Gross margins for the quarter were 28.5%, mainly because of "a more favorable commodity environment," Mr. Oppenheimer commented.
Mr. Oppenheimer said he is projecting fiscal Q2 revenue at $2.9 billion, and diluted earnings per share of "about 40 cents," he said. Apple expects gross margins to be about 27.25%.
What will profit margins be on the new Mac Shuffle and Mac mini? Mr. Oppenheimer said under 20% and around 25%, respectively.
Mr. Cook was asked if Apple will form new mass retail partnerships in the U.S. with retailers like Best Buy or Circuit City to sell the Mac mini. Mr. Cook refused to discuss the issue, but from his comments, didnit rule out the possibility in the future.

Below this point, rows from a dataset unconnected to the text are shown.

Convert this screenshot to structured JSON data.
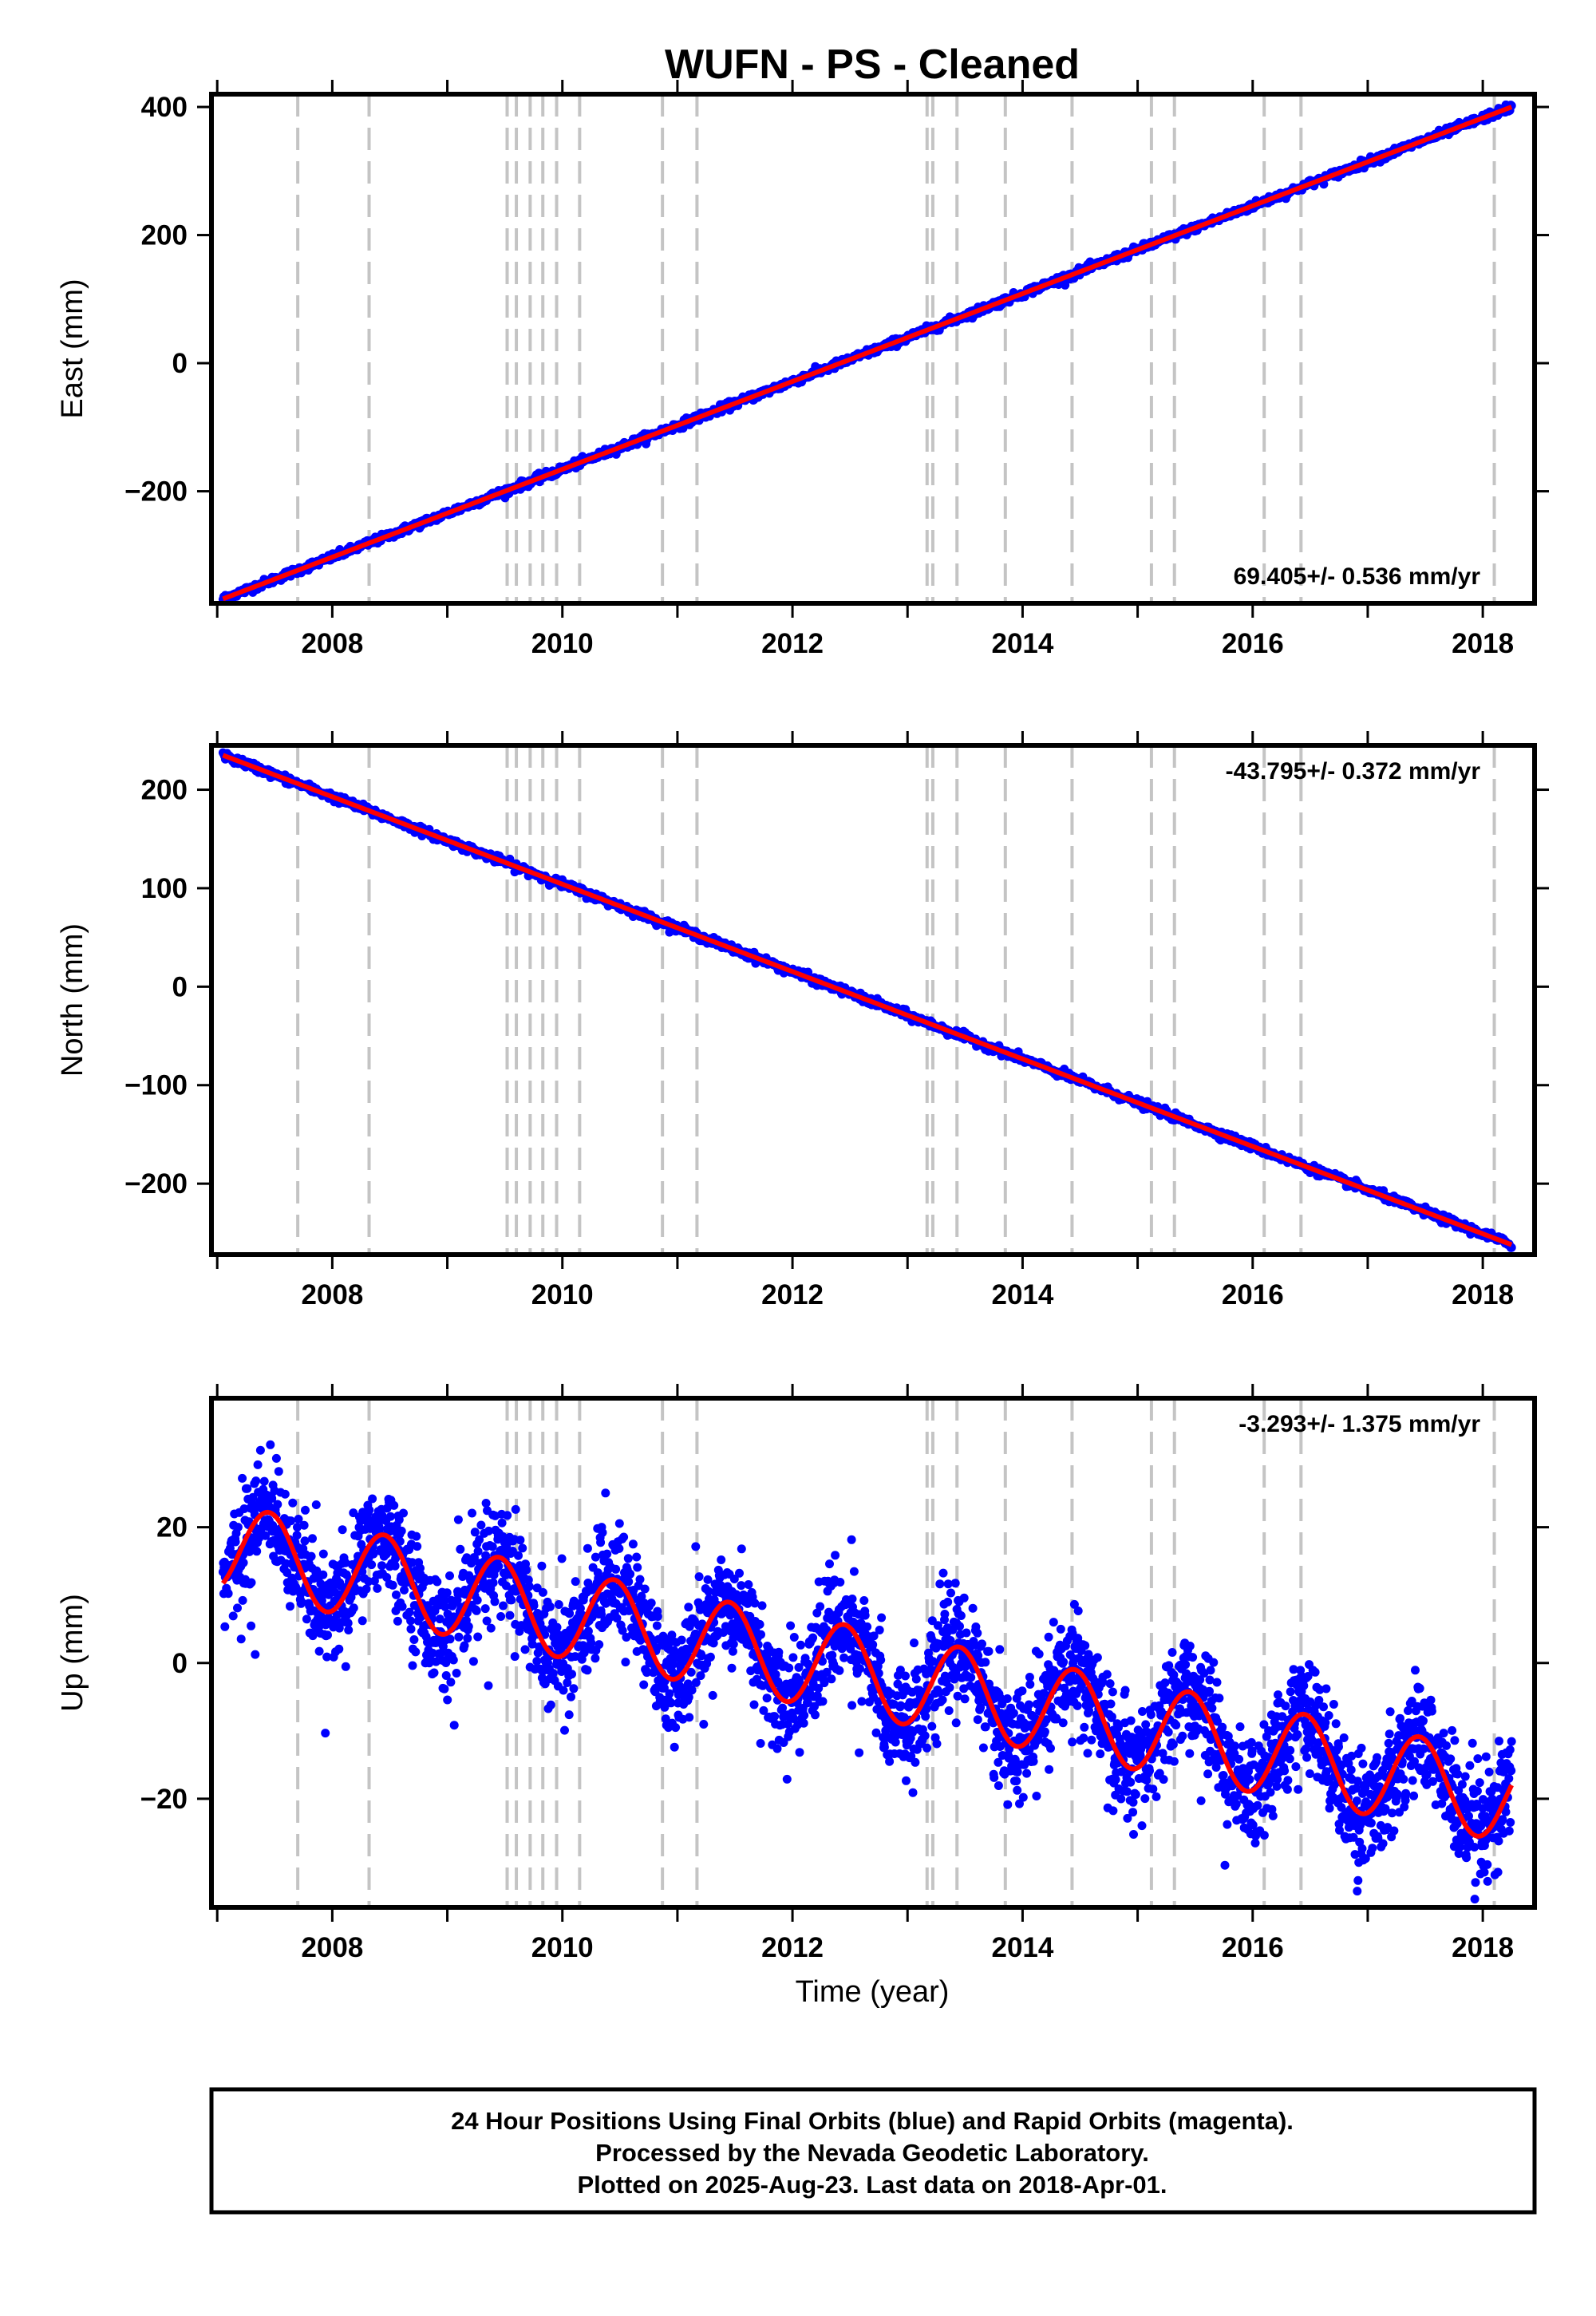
{
  "title": "WUFN  - PS - Cleaned",
  "colors": {
    "data": "#0000ff",
    "model": "#ff0000",
    "events": "#c4c4c4",
    "frame": "#000000"
  },
  "xlabel": "Time (year)",
  "x_tick_labels": [
    "2008",
    "2010",
    "2012",
    "2014",
    "2016",
    "2018"
  ],
  "footer": {
    "line1": "24 Hour Positions Using Final Orbits (blue) and Rapid Orbits (magenta).",
    "line2": "Processed by the Nevada Geodetic Laboratory.",
    "line3": "Plotted on 2025-Aug-23. Last data on 2018-Apr-01."
  },
  "chart_data": [
    {
      "type": "scatter",
      "ylabel": "East (mm)",
      "rate_label": "69.405+/- 0.536 mm/yr",
      "rate_position": "bottom-right",
      "xlim": [
        2006.95,
        2018.45
      ],
      "ylim": [
        -375,
        420
      ],
      "yticks": [
        -200,
        0,
        200,
        400
      ],
      "y_tick_labels": [
        "−200",
        "0",
        "200",
        "400"
      ],
      "x_start": 2007.05,
      "x_end": 2018.25,
      "y_start": -368,
      "y_end": 400,
      "seasonal_amplitude": 0,
      "noise_amplitude": 3,
      "event_lines_x": [
        2007.7,
        2008.32,
        2009.52,
        2009.6,
        2009.72,
        2009.83,
        2009.95,
        2010.15,
        2010.87,
        2011.17,
        2013.17,
        2013.22,
        2013.43,
        2013.85,
        2014.43,
        2015.12,
        2015.32,
        2016.1,
        2016.42,
        2018.1
      ]
    },
    {
      "type": "scatter",
      "ylabel": "North (mm)",
      "rate_label": "-43.795+/- 0.372 mm/yr",
      "rate_position": "top-right",
      "xlim": [
        2006.95,
        2018.45
      ],
      "ylim": [
        -272,
        245
      ],
      "yticks": [
        -200,
        -100,
        0,
        100,
        200
      ],
      "y_tick_labels": [
        "−200",
        "−100",
        "0",
        "100",
        "200"
      ],
      "x_start": 2007.05,
      "x_end": 2018.25,
      "y_start": 235,
      "y_end": -262,
      "seasonal_amplitude": 0,
      "noise_amplitude": 2,
      "event_lines_x": [
        2007.7,
        2008.32,
        2009.52,
        2009.6,
        2009.72,
        2009.83,
        2009.95,
        2010.15,
        2010.87,
        2011.17,
        2013.17,
        2013.22,
        2013.43,
        2013.85,
        2014.43,
        2015.12,
        2015.32,
        2016.1,
        2016.42,
        2018.1
      ]
    },
    {
      "type": "scatter",
      "ylabel": "Up (mm)",
      "rate_label": "-3.293+/- 1.375 mm/yr",
      "rate_position": "top-right",
      "xlim": [
        2006.95,
        2018.45
      ],
      "ylim": [
        -36,
        39
      ],
      "yticks": [
        -20,
        0,
        20
      ],
      "y_tick_labels": [
        "−20",
        "0",
        "20"
      ],
      "x_start": 2007.05,
      "x_end": 2018.25,
      "y_start": 17,
      "y_end": -20,
      "seasonal_amplitude": 6.5,
      "seasonal_phase_year": 2007.45,
      "noise_amplitude": 4,
      "event_lines_x": [
        2007.7,
        2008.32,
        2009.52,
        2009.6,
        2009.72,
        2009.83,
        2009.95,
        2010.15,
        2010.87,
        2011.17,
        2013.17,
        2013.22,
        2013.43,
        2013.85,
        2014.43,
        2015.12,
        2015.32,
        2016.1,
        2016.42,
        2018.1
      ]
    }
  ]
}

Mr. Oppenheimer said the iTunes Music Store operates at "just over break even." He said the cost structure within the music store is "very, very high" and that the objective is not to sell music as much as sell iPods that the music will play on.
Mr. Cook said Apple has had "dramatic improvements" in making sure there are no supply constraints of iPod products, as it went from selling 2 million units in the fourth quarter to 4.58 million in the first quarter. He wouldnit predict the future, but said "we will do whatever we view as necessary to get a supply at the level we desire."
Apple will air freight the new Mac mini shipments from Asia for an undetermined period, Mr. Cook said. He also acknowledged G4 iMacs will continue to be shipped via expensive air freight until at least the end of the second quarter.
Mr. Cook said that at the low-end of the Power Mac family, "a large percentage" of those customers bought the G5 iMac in the fourth quarter. He did not give a specific percentage.